# [skype] supporte enfin alsa

## ryo-san

trop tard pour moi parce j'ai deja craqué pour une carte son ( nforce2 oblige ) mais peut etre que ca en rendra heureux certains

les  fonctions 

les  downloads 

----------

## man in the hill

Salut ,

C'est plutôt cool, j'ai vu ça ds la database aujourd'hui mais je n'ai pas encore l'ebuild , un petit emerge --sync devrait faire l'affaire prochainement...

Merci,

                                                                     @+

----------

## geekounet

Get WengoPhone  :Wink: Last edited by geekounet on Thu Jun 29, 2006 10:54 pm; edited 1 time in total

----------

## ryo-san

lut

arf , désolé je l'ai pris sur le site directement.

l'ebuild devrait etre sur les starting blocks.

Ceci dit , j'ai seulement viré l'ancien et decompressé dans /opt l'archive compilée pour qt en dynamique et ca roule tout seul.

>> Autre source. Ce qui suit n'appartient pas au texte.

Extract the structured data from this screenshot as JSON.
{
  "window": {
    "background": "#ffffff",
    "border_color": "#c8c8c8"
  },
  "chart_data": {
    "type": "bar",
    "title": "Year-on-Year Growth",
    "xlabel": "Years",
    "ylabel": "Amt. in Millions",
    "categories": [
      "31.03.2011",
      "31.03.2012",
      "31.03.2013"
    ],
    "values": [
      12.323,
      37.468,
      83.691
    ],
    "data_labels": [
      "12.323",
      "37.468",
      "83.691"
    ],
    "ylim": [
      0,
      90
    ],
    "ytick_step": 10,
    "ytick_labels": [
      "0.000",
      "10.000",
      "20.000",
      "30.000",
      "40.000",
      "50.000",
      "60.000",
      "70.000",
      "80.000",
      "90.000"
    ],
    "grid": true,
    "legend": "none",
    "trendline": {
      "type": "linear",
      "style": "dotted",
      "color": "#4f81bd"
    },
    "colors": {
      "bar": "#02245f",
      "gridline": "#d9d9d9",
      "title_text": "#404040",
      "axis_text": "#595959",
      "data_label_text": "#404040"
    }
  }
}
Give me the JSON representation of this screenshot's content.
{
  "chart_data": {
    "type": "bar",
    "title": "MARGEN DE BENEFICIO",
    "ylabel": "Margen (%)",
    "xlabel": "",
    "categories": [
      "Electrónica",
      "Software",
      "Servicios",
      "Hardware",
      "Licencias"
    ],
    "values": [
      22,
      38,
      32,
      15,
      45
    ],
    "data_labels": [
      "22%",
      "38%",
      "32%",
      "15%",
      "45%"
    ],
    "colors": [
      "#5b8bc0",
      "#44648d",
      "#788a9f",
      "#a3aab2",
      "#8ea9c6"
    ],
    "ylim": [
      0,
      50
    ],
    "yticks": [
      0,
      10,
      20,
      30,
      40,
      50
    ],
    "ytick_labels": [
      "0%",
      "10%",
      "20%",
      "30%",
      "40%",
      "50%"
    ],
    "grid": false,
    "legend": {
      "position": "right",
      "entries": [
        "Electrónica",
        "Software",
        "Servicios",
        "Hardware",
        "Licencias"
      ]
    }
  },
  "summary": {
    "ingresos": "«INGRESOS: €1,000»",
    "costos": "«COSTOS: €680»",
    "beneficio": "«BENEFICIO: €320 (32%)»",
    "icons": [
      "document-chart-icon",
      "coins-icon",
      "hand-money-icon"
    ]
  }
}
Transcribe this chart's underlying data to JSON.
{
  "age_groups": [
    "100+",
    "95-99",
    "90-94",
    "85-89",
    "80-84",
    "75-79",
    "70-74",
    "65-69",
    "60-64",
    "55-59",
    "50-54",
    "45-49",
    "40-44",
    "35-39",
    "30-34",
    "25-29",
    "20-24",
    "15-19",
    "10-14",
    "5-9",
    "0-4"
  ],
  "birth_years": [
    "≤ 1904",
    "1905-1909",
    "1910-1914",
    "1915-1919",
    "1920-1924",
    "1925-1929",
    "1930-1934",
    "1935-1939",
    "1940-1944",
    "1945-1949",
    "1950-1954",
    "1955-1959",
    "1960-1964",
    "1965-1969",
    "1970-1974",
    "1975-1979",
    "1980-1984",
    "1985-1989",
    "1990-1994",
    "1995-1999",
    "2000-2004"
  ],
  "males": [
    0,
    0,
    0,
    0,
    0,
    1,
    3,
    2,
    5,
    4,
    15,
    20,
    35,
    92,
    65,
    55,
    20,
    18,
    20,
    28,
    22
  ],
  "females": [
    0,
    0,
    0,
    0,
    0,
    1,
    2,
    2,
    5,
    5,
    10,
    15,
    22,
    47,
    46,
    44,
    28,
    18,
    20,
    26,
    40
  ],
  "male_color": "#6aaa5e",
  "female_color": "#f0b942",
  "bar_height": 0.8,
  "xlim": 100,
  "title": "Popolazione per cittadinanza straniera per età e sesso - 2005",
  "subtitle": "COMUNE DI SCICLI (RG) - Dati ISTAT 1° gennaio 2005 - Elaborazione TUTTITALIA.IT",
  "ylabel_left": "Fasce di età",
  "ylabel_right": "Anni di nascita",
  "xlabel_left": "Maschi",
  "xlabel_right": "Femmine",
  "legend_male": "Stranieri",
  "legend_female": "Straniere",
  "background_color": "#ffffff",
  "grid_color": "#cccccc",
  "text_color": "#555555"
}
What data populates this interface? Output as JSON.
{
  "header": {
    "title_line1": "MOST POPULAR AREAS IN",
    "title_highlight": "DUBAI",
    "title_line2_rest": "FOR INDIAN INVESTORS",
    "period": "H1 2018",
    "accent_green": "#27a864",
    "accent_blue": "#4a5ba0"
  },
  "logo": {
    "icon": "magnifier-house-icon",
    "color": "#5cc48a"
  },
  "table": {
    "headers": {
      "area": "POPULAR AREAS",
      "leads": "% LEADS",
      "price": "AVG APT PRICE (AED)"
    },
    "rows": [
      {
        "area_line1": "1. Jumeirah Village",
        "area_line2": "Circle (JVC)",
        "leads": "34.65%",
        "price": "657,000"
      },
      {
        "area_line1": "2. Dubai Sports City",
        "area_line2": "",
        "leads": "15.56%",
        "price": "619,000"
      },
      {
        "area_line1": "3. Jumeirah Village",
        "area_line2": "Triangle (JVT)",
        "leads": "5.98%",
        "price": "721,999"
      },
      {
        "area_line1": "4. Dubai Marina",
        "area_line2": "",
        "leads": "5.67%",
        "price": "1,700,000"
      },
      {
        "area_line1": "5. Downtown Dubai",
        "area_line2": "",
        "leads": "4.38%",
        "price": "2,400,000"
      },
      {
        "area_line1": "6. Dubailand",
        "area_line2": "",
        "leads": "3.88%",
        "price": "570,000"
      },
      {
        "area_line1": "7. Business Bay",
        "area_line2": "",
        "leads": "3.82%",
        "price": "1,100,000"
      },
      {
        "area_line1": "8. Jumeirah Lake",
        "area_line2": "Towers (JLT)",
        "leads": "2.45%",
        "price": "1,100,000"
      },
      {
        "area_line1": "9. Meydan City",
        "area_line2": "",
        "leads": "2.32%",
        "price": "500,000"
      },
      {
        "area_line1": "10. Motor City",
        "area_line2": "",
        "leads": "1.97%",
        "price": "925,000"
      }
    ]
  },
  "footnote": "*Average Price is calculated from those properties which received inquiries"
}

EDIT: wengophone m'a agreablement surpris pierreg, la derniere fois que je l'ai utilisé ( d'ailleur j'ai pas pu   :Rolling Eyes:  ) c'etait ... hum... y'a longtemps quoi   :Very Happy:  . Mais ca marche en OSS d'apres ce que je vois ( j'ai pas creusé , j'ai peut etre loupé l'option alsa...)

----------

## kwenspc

 *pierreg wrote:*   

> Get WengoPhone 

 

+1

mais get Ekiga aussi   :Smile: 

----------

## Longfield

moi je suis très content, parce que malheureusement j'ai beaucoup d'amis utilisant Skype donc je l'utilise pas mal également !

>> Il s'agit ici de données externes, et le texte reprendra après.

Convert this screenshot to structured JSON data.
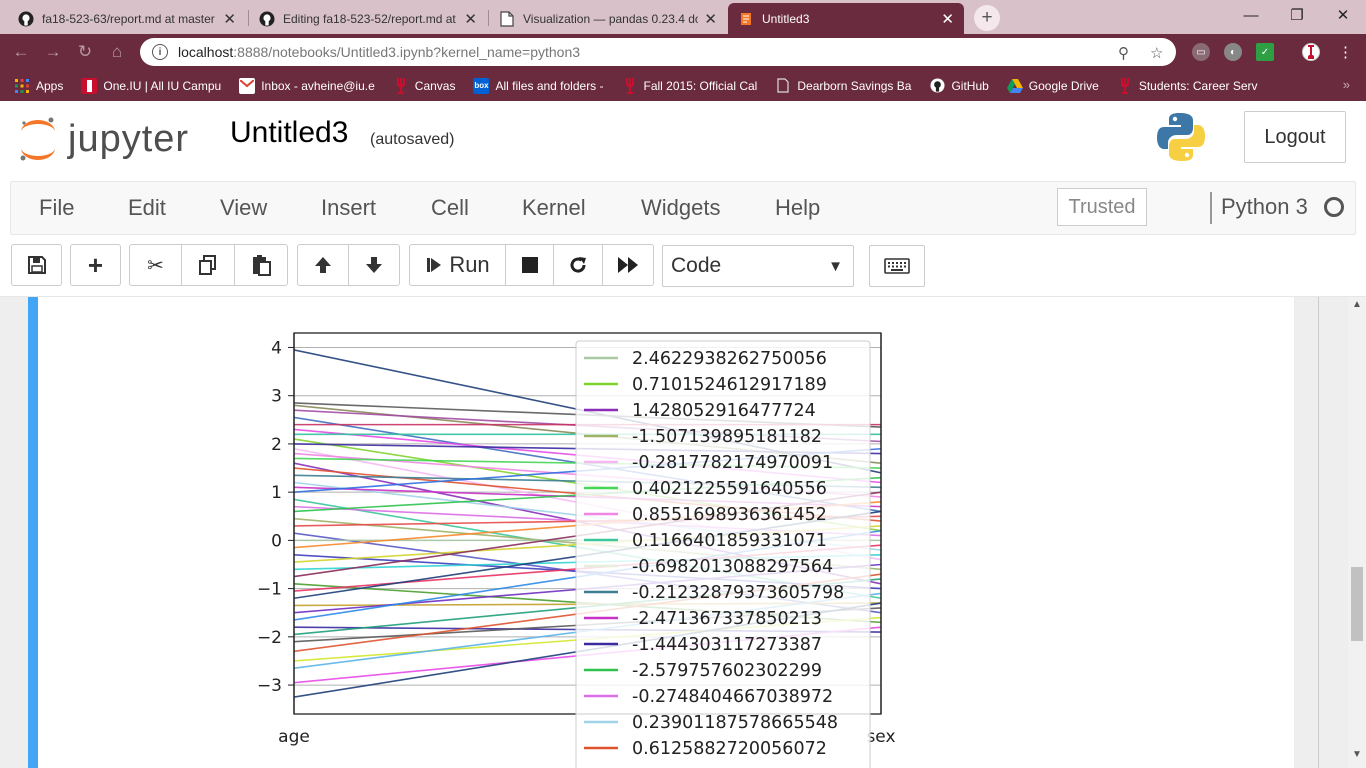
{
  "browser": {
    "tabs": [
      {
        "title": "fa18-523-63/report.md at master",
        "icon": "github-icon",
        "active": false
      },
      {
        "title": "Editing fa18-523-52/report.md at",
        "icon": "github-icon",
        "active": false
      },
      {
        "title": "Visualization — pandas 0.23.4 do",
        "icon": "document-icon",
        "active": false
      },
      {
        "title": "Untitled3",
        "icon": "jupyter-icon",
        "active": true
      }
    ],
    "url_host": "localhost",
    "url_path": ":8888/notebooks/Untitled3.ipynb?kernel_name=python3",
    "bookmarks": [
      {
        "label": "Apps",
        "icon": "apps-grid-icon"
      },
      {
        "label": "One.IU | All IU Campu",
        "icon": "iu-icon"
      },
      {
        "label": "Inbox - avheine@iu.e",
        "icon": "gmail-icon"
      },
      {
        "label": "Canvas",
        "icon": "iu-trident-icon"
      },
      {
        "label": "All files and folders -",
        "icon": "box-icon"
      },
      {
        "label": "Fall 2015: Official Cal",
        "icon": "iu-trident-icon"
      },
      {
        "label": "Dearborn Savings Ba",
        "icon": "document-icon"
      },
      {
        "label": "GitHub",
        "icon": "github-icon"
      },
      {
        "label": "Google Drive",
        "icon": "google-drive-icon"
      },
      {
        "label": "Students: Career Serv",
        "icon": "iu-trident-icon"
      }
    ],
    "bookmarks_more": "»"
  },
  "jupyter": {
    "logo_text": "jupyter",
    "notebook_title": "Untitled3",
    "autosave_status": "(autosaved)",
    "logout_label": "Logout",
    "menus": [
      "File",
      "Edit",
      "View",
      "Insert",
      "Cell",
      "Kernel",
      "Widgets",
      "Help"
    ],
    "trusted_label": "Trusted",
    "kernel_name": "Python 3",
    "run_label": "Run",
    "cell_type": "Code"
  },
  "chart_data": {
    "type": "line",
    "subtype": "parallel_coordinates",
    "categories": [
      "age",
      "sex"
    ],
    "yticks": [
      4,
      3,
      2,
      1,
      0,
      -1,
      -2,
      -3
    ],
    "ylim": [
      -3.6,
      4.3
    ],
    "title": "",
    "xlabel": "",
    "ylabel": "",
    "legend_position": "upper-right",
    "legend": [
      {
        "label": "2.4622938262750056",
        "color": "#a9c9a4"
      },
      {
        "label": "0.7101524612917189",
        "color": "#7fd32d"
      },
      {
        "label": "1.428052916477724",
        "color": "#8a2db8"
      },
      {
        "label": "-1.507139895181182",
        "color": "#9db368"
      },
      {
        "label": "-0.2817782174970091",
        "color": "#f5b8f5"
      },
      {
        "label": "0.4021225591640556",
        "color": "#44d654"
      },
      {
        "label": "0.8551698936361452",
        "color": "#ef86e3"
      },
      {
        "label": "0.1166401859331071",
        "color": "#3bc79b"
      },
      {
        "label": "-0.6982013088297564",
        "color": "#e8eedd"
      },
      {
        "label": "-0.21232879373605798",
        "color": "#3c7d91"
      },
      {
        "label": "-2.471367337850213",
        "color": "#c832c6"
      },
      {
        "label": "-1.444303117273387",
        "color": "#3a2ba0"
      },
      {
        "label": "-2.579757602302299",
        "color": "#2fc24e"
      },
      {
        "label": "-0.2748404667038972",
        "color": "#dc6ee8"
      },
      {
        "label": "0.23901187578665548",
        "color": "#9fd2e8"
      },
      {
        "label": "0.6125882720056072",
        "color": "#e0532f"
      }
    ],
    "series": [
      {
        "age": 3.95,
        "sex": 1.4,
        "color": "#1f3f7a"
      },
      {
        "age": 2.85,
        "sex": 2.35,
        "color": "#5a5a5a"
      },
      {
        "age": 2.8,
        "sex": 1.6,
        "color": "#8a8a5a"
      },
      {
        "age": 2.7,
        "sex": 2.05,
        "color": "#a34aa3"
      },
      {
        "age": 2.55,
        "sex": 0.6,
        "color": "#3f6fbf"
      },
      {
        "age": 2.4,
        "sex": 2.4,
        "color": "#c83264"
      },
      {
        "age": 2.3,
        "sex": 1.2,
        "color": "#e84ae8"
      },
      {
        "age": 2.2,
        "sex": 2.2,
        "color": "#2fc2a0"
      },
      {
        "age": 2.1,
        "sex": 0.2,
        "color": "#7fd32d"
      },
      {
        "age": 2.0,
        "sex": 1.8,
        "color": "#3a2ba0"
      },
      {
        "age": 1.9,
        "sex": -0.4,
        "color": "#f5b8f5"
      },
      {
        "age": 1.8,
        "sex": 0.9,
        "color": "#ef86e3"
      },
      {
        "age": 1.7,
        "sex": 1.5,
        "color": "#44d654"
      },
      {
        "age": 1.6,
        "sex": -0.9,
        "color": "#8a2db8"
      },
      {
        "age": 1.5,
        "sex": 0.4,
        "color": "#e0532f"
      },
      {
        "age": 1.35,
        "sex": 1.1,
        "color": "#3c7d91"
      },
      {
        "age": 1.2,
        "sex": -0.2,
        "color": "#9fd2e8"
      },
      {
        "age": 1.1,
        "sex": 0.7,
        "color": "#c832c6"
      },
      {
        "age": 1.0,
        "sex": 1.9,
        "color": "#2f6fe0"
      },
      {
        "age": 0.85,
        "sex": -1.2,
        "color": "#3bc79b"
      },
      {
        "age": 0.7,
        "sex": 0.1,
        "color": "#dc6ee8"
      },
      {
        "age": 0.6,
        "sex": 1.3,
        "color": "#2fc24e"
      },
      {
        "age": 0.45,
        "sex": -0.6,
        "color": "#9db368"
      },
      {
        "age": 0.3,
        "sex": 0.5,
        "color": "#e84a4a"
      },
      {
        "age": 0.15,
        "sex": -1.5,
        "color": "#5a5ac8"
      },
      {
        "age": 0.0,
        "sex": 0.0,
        "color": "#a9c9a4"
      },
      {
        "age": -0.15,
        "sex": 0.8,
        "color": "#f58a2d"
      },
      {
        "age": -0.3,
        "sex": -1.0,
        "color": "#3f3fbf"
      },
      {
        "age": -0.45,
        "sex": 0.3,
        "color": "#d4d42d"
      },
      {
        "age": -0.6,
        "sex": -0.3,
        "color": "#2dd4d4"
      },
      {
        "age": -0.75,
        "sex": 1.0,
        "color": "#8a2d5a"
      },
      {
        "age": -0.9,
        "sex": -1.7,
        "color": "#4a9e2d"
      },
      {
        "age": -1.05,
        "sex": -0.1,
        "color": "#e83264"
      },
      {
        "age": -1.2,
        "sex": 0.6,
        "color": "#1f3f7a"
      },
      {
        "age": -1.35,
        "sex": -1.3,
        "color": "#c2a02d"
      },
      {
        "age": -1.5,
        "sex": -0.5,
        "color": "#6f2dc2"
      },
      {
        "age": -1.65,
        "sex": 0.2,
        "color": "#2d8ae8"
      },
      {
        "age": -1.8,
        "sex": -1.9,
        "color": "#3a2ba0"
      },
      {
        "age": -1.95,
        "sex": -0.8,
        "color": "#1fa07a"
      },
      {
        "age": -2.1,
        "sex": -1.4,
        "color": "#5a5a5a"
      },
      {
        "age": -2.3,
        "sex": -0.7,
        "color": "#e0532f"
      },
      {
        "age": -2.5,
        "sex": -1.6,
        "color": "#d4e82d"
      },
      {
        "age": -2.65,
        "sex": -1.1,
        "color": "#5ab4e8"
      },
      {
        "age": -2.95,
        "sex": -1.8,
        "color": "#e84ae8"
      },
      {
        "age": -3.25,
        "sex": -1.3,
        "color": "#1f3f7a"
      }
    ]
  }
}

Par contre entre Linuxiens, c'est Ekiga aussi of course !

----------

## niin

bah la beta 1.3 marche pas chez moi :/

 *Quote:*   

> niin@desktop ~ $ skype
> 
> *** glibc detected *** /opt/skype/skype: free(): invalid pointer: 0x08a83a60 **
> 
> ======= Backtrace: =========
> ...

 

A noter que j'ai pris l'ebuild de portage.

----------

## CryoGen

Bah le support de alsa est aussi en beta ^^ 

chez moi le micro ne marche toujours pas sous skype alors que pour ekiga ou l'enregistreur ca marche tres bien...

----------

## -KuRGaN-

Yeah !!! +1 pour wengophone, la version ng (testée sur unbuntu) marche nikel !

----------

## kwenspc

 *-KuRGaN- wrote:*   

> Yeah !!! +1 pour wengophone, la version ng (testée sur unbuntu) marche nikel !

 

+1, à la poubelle skype et bonjour ekiga et wengophone!

----------

## dapsaille

 *kwenspc wrote:*   

>  *-KuRGaN- wrote:*   Yeah !!! +1 pour wengophone, la version ng (testée sur unbuntu) marche nikel ! 
> 
> +1, à la poubelle skype et bonjour ekiga et wengophone!

 

+1 pourquoi faire propriétaire quand on peut faire Open Source

----------

## niin

bah moi je suis come un autre un peu plus haut ; mes amis sont sur skype, je vais pas arreter d'aller dessus.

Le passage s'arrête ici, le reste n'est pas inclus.